Oil prices fell on Wednesday as new US business surveys pointed to worsening conditions in the world’s biggest economy and worries persisted about China’s battle to combat coronavirus flare-ups.
Brent crude, the international benchmark, slipped 4.4 per cent at $84.50, while US marker West Texas Intermediate lost 4.7 per cent at $77.19.
The fresh falls came as concerns about global demand were highlighted by a disappointing US purchasing managers’ report. The S&P Global US composite PMI for November, which takes into account the services and factory sectors, reached a three-month low of 46.3, suggesting the pace at which business conditions are deteriorating is worsening.
“Business conditions across the US worsened in November . . . with output and demand falling at increased rates, consistent with the economy contracting at an annualised rate of 1 per cent,” said Chris Williamson, chief business economist at S&P Global Market Intelligence.
PMI reports for the euro area also pointed to a continued slowdown in business activity. “The [eurozone] data suggests the outlook has marginally improved and some tail risks are less likely, but is still consistent with a meaningful recession,” Barclays said in a note to clients.
The reports come as analysts remain concerned about China, which is launching large-scale lockdowns as it battles Covid outbreaks.
US government bonds gained in price as traders dipped into haven assets.
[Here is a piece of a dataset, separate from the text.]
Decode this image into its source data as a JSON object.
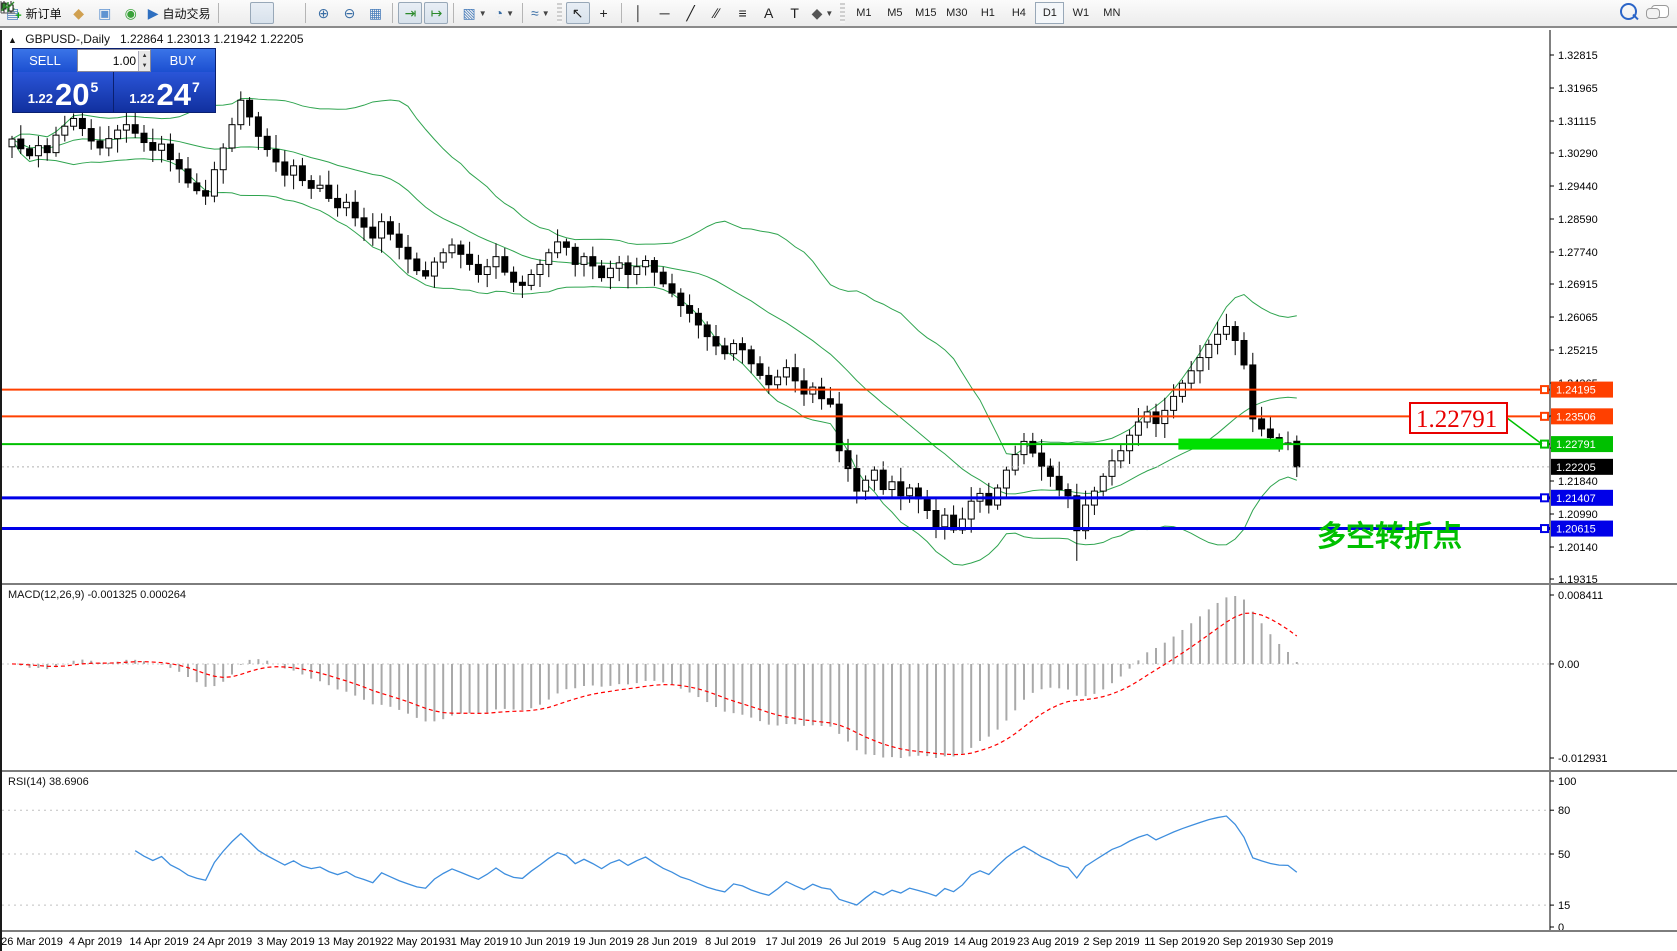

The 10-year yield fell 0.03 percentage points to 3.72 per cent, while the two-year slipped by roughly the same margin to 4.48 per cent.
Equities prices ticked up as bond yields fell. Wall Street’s benchmark S&P 500 rose 0.2 per cent while the Nasdaq Composite, which is weighted towards big tech names that have taken a bruising as yields have risen this year, climbed 0.5 per cent.
Wednesday’s publication of the minutes from the Federal Reserve’s November meeting will be pored over by investors for hints of which way US monetary policy might be headed. Markets are pricing in a 77 per cent probability of a 0.5 percentage point interest rate rise in December, according to Refinitiv data, potentially snapping a streak of four 0.75 percentage point increases in a row.
Europe’s Stoxx 600 share index was up 0.6 per cent and London’s FTSE 100 advanced 0.2 per cent, erasing earlier gains. In Asia, Hong Kong’s Hang Seng index edged up 0.6 per cent, while China’s CSI 300 added 0.1 per cent. Elsewhere, South Korea’s Kospi gained 0.5 per cent.
Willem Sels, global chief investment officer at HSBC’s private bank, said he was bearish on equities in general but recently “dipped into” Chinese retail, hospitality and airline stocks on the expectation of further support for the country’s battered real estate sector and a gradual relaxing of zero-Covid policies in the second quarter of 2023.
If implemented, the measures would lower the chances of a full-blown property crisis and stimulate economic growth, Sels added. “Couple that with very attractive valuations, and other investors being underweight, and [China] is a good risk-reward.”